US 12,086,565 B2
Meaning and sense preserving textual encoding and embedding
Tanveer Syeda-Mahmood, Cupertino, CA (US)
Assigned to International Business Machines Corporation, Armonk, NY (US)
Filed by International Business Machines Corporation, Armonk, NY (US)
Filed on Feb. 28, 2022, as Appl. No. 17/682,028.
Prior Publication US 2023/0274098 A1, Aug. 31, 2023
Int. Cl. G06F 40/56 (2020.01); G06F 40/247 (2020.01); G06F 40/30 (2020.01)

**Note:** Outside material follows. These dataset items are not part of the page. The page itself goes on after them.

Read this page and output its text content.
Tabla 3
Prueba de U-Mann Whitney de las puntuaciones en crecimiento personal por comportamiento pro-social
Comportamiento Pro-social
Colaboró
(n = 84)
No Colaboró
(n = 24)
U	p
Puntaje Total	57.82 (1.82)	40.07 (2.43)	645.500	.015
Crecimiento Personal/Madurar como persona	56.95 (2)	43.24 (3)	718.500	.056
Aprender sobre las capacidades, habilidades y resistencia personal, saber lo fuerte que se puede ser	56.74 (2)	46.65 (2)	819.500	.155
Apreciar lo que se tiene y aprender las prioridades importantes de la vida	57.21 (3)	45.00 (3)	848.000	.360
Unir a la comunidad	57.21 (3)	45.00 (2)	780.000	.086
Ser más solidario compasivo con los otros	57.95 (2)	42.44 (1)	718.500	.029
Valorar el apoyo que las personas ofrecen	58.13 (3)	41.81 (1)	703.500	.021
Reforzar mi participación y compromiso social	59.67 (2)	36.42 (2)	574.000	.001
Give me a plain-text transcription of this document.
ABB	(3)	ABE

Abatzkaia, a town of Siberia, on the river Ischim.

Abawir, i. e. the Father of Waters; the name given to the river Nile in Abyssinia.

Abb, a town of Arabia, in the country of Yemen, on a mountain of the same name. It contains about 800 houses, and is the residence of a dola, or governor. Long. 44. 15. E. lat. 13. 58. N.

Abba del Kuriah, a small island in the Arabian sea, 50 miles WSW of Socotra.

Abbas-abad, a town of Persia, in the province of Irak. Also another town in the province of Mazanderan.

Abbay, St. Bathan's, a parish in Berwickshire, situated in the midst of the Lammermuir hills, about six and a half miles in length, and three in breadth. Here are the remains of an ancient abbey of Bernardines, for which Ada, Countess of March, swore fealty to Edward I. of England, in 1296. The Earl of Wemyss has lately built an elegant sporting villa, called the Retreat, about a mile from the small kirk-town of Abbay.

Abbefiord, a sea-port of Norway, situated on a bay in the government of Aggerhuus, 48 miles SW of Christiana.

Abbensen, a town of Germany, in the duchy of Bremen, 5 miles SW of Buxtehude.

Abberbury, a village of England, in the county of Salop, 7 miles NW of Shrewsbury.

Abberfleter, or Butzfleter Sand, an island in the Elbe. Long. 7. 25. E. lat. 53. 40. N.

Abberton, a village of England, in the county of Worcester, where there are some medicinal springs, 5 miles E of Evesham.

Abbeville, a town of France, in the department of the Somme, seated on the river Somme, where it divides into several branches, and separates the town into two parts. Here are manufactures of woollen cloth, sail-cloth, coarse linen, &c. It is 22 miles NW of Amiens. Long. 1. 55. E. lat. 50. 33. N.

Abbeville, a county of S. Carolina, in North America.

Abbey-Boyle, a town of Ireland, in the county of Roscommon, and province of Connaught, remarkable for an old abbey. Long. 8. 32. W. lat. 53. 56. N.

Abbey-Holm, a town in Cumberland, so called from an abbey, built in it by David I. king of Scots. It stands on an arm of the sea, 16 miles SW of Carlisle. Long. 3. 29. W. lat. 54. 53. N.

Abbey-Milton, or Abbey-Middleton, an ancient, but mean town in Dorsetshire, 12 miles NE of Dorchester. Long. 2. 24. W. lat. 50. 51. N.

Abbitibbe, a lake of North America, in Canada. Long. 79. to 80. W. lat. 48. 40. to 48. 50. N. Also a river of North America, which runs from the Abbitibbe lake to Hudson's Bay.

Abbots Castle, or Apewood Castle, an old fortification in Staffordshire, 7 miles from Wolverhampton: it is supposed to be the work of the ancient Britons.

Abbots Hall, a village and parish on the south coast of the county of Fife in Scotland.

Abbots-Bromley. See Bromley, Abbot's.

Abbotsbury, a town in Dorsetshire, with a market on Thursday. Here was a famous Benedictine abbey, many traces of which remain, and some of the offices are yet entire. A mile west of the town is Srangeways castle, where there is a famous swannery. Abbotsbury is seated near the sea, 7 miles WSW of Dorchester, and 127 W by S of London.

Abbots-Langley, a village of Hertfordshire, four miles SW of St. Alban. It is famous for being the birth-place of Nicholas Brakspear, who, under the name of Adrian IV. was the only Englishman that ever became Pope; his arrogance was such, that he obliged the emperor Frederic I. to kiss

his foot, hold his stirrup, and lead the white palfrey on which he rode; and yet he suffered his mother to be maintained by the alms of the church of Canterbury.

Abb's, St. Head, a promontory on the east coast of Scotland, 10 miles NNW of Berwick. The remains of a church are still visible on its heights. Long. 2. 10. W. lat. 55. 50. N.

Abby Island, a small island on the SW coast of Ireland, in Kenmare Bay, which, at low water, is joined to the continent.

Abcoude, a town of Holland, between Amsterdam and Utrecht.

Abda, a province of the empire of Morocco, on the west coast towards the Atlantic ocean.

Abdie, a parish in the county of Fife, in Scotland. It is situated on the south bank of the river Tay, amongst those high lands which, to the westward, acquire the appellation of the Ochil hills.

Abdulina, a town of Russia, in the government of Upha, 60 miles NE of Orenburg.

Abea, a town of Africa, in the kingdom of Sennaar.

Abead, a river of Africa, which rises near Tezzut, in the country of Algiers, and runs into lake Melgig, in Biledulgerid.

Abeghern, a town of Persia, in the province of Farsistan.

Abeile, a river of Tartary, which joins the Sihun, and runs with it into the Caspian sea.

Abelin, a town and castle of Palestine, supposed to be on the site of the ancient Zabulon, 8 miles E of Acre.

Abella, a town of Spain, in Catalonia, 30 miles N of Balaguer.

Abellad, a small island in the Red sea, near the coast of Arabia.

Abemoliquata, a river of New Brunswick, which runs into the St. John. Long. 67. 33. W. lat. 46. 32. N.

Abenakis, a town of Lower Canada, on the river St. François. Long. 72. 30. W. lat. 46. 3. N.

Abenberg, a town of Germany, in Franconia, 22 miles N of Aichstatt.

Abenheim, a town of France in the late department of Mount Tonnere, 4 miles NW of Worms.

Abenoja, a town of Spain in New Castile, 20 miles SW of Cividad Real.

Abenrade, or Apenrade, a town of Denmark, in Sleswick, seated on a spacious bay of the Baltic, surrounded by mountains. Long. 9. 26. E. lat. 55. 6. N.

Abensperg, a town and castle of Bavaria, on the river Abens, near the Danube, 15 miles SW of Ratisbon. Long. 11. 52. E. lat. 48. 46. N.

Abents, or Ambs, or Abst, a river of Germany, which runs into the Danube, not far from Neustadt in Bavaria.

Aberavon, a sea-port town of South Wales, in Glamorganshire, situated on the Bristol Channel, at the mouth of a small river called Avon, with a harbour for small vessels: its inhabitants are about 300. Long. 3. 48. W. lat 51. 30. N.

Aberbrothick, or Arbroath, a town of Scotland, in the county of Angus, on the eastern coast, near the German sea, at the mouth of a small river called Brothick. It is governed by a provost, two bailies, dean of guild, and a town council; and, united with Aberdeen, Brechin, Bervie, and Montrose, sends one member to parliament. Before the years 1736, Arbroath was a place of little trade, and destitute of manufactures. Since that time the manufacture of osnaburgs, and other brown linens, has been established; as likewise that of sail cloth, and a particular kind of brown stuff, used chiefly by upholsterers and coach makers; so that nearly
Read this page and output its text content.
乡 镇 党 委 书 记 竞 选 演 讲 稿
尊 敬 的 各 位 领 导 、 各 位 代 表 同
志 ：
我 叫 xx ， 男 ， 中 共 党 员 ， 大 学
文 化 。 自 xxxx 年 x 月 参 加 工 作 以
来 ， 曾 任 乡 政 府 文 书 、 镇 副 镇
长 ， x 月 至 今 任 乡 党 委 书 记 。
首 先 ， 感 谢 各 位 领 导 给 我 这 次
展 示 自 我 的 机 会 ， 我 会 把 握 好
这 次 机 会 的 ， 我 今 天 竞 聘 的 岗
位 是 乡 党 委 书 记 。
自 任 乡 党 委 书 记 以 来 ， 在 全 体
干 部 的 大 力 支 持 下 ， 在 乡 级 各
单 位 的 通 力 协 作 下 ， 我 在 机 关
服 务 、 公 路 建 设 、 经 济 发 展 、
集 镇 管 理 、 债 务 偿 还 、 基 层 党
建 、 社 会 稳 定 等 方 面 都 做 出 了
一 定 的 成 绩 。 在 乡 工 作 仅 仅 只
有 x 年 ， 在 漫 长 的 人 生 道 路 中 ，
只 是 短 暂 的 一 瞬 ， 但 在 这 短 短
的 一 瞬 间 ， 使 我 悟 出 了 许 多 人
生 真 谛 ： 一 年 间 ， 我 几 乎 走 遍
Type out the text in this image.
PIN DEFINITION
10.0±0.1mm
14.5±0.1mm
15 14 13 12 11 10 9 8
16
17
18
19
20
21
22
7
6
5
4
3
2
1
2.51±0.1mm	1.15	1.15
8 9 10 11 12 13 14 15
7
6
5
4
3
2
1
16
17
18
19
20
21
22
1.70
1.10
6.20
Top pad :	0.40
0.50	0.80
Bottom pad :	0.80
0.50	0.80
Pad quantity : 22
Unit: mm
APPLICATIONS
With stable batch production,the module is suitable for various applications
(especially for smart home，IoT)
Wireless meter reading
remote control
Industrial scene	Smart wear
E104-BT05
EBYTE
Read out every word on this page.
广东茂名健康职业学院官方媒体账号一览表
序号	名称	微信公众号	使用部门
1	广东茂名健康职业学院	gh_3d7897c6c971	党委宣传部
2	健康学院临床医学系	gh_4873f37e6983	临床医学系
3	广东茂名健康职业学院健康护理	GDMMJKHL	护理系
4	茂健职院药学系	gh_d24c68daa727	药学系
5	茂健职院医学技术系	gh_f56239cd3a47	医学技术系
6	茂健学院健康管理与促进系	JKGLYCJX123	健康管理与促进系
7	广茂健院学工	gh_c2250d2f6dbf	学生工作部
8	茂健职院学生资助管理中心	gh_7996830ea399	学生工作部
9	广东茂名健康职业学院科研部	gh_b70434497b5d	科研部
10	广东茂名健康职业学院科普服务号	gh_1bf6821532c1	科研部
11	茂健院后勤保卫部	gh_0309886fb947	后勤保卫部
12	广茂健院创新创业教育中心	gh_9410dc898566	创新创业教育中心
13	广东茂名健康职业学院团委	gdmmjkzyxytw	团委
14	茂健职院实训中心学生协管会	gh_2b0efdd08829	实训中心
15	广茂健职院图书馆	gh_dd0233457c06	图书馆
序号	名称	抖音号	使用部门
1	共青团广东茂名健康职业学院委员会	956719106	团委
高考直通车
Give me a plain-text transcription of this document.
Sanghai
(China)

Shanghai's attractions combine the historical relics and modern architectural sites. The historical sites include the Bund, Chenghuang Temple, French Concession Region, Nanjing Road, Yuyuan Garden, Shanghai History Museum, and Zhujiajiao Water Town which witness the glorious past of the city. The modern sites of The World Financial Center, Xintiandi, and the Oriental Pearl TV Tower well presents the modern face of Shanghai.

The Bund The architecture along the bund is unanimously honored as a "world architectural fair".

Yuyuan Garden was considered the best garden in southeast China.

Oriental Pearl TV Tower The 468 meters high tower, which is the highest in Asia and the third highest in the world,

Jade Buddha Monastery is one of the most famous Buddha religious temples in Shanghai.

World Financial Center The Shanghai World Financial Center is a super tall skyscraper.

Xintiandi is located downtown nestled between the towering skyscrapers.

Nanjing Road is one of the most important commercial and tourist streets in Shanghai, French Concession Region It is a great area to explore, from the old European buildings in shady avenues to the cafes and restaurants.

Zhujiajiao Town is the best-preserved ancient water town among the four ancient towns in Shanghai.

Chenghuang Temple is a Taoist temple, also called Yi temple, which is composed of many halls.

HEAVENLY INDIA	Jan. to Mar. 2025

CPC G06F 40/56 (2020.01) [G06F 40/247 (2020.01); G06F 40/30 (2020.01)] 20 Claims
OG exemplary drawing
 
1. A method, in a data processing system comprising at least one processor and at least one memory, the at least one memory comprising instructions that are executed by the at least on processor to cause the at least one processor to be specifically configured to implement a text encoder that encodes natural language text data input at least by:
training, by a contrastive machine learning training operation, an encoder of a machine learning computer model, to learn a sense and similarity preserving embedding, wherein the sense and similarity preserving embedding operates to encode input natural language text data to generate encoded natural language text data based on a sense attribute of one or more terms in the input natural language text data, wherein each encoding of the one or more terms in the encoded natural language text data is a tuple data structure having at least one value in the tuple data structure specifying the sense attribute, from one or more predetermined possible sense attributes, of a corresponding term in the one or more terms, and wherein the contrastive machine learning training operation operates to learn to separate positive samples in training data from negative samples in the training data;
processing, by the trained encoder computer model, a first term specified in an input natural language text to generate an encoded natural language text based on the learned sense and similarity preserving embedding; and
inputting, to a downstream computing system, the encoded natural language text, to cause the downstream computing system to perform a computer natural language processing operation on the encoded natural language text data based on the sense and similarity preserving embedding.